No segundo momento, fixei-me no título Memórias do Rio, e confesso que o considerei
um apelo editorial, afinal, era sabedora de que o livro fora idealizado para ser um contributo à
história do órgão e da administração pública municipal e, sobretudo, para conferir sentido a
fatos esparsos aparentemente desencadeados formando um todo inteligível.

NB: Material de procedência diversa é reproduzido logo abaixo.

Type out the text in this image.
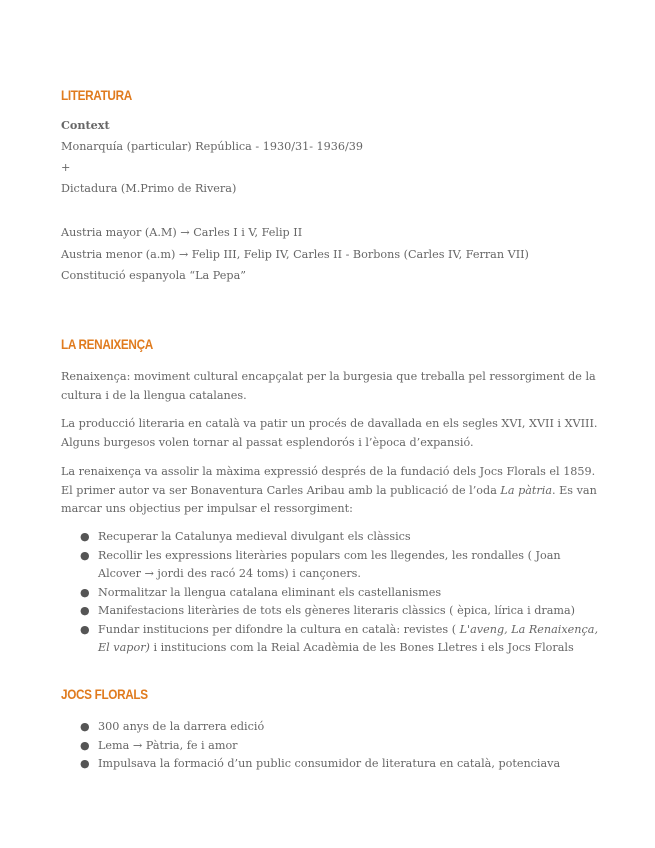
LITERATURA

Context

Monarquía (particular) República - 1930/31- 1936/39

+

Dictadura (M.Primo de Rivera)

Austria mayor (A.M) → Carles I i V, Felip II

Austria menor (a.m) → Felip III, Felip IV, Carles II - Borbons (Carles IV, Ferran VII)

Constitució espanyola “La Pepa”

LA RENAIXENÇA

Renaixença: moviment cultural encapçalat per la burgesia que treballa pel ressorgiment de la cultura i de la llengua catalanes.

La producció literaria en català va patir un procés de davallada en els segles XVI, XVII i XVIII. Alguns burgesos volen tornar al passat esplendorós i l’època d’expansió.

La renaixença va assolir la màxima expressió després de la fundació dels Jocs Florals el 1859. El primer autor va ser Bonaventura Carles Aribau amb la publicació de l’oda La pàtria. Es van marcar uns objectius per impulsar el ressorgiment:

● Recuperar la Catalunya medieval divulgant els clàssics
● Recollir les expressions literàries populars com les llegendes, les rondalles ( Joan Alcover → jordi des racó 24 toms) i cançoners.
● Normalitzar la llengua catalana eliminant els castellanismes
● Manifestacions literàries de tots els gèneres literaris clàssics ( èpica, lírica i drama)
● Fundar institucions per difondre la cultura en català: revistes ( L'aveng, La Renaixença, El vapor) i institucions com la Reial Acadèmia de les Bones Lletres i els Jocs Florals
JOCS FLORALS
● 300 anys de la darrera edició
● Lema → Pàtria, fe i amor
● Impulsava la formació d’un public consumidor de literatura en català, potenciava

Assim, ainda que consciente da importância do Arquivo Geral da Cidade – sede do
Vice-Reinado e da Corte, da Capital Federal, do Estado da Guanabara e da Capital do Estado
do Rio de Janeiro, pós-fusão – considerava que a história institucional e administrativa, que se
privilegiava, não se espraiaria sobre a complexidade política e socioeconômica, daquele
espaço urbano no período estudado.
Admito que ao concluir a leitura do primeiro bloco de entrevistas já estava convencida
da propriedade do título proposto. As entrevistas de Maria Augusta Machado, que chefiou o
antigo Serviço de Museus; de Cybelle de Ipanema, que esteve a frente da Seção de Pesquisa e
Exposições e Divulgação da Divisão do Patrimônio Histórico e Artístico do Estado da
Guanabara; de Olínio Paschoal Coelho, que dirigiu o Serviço de Tombamento e Proteção da
Divisão de Patrimônio Histórico e Artístico do Estado da Guanabara e da Prefeitura da
Cidade do Rio de Janeiro e de Júnia Guimarães e Silva, que ocupou vários cargos e chefias de
serviços do Arquivo Geral da Cidade do Rio de Janeiro desde a década de 70, produziram um
conjunto de informações que ultrapassam, e muito, o objetivo inicialmente proposto e que por
caminhos diferentes, mas sempre instigantes, ancoravam-se numa mesma conjuntura.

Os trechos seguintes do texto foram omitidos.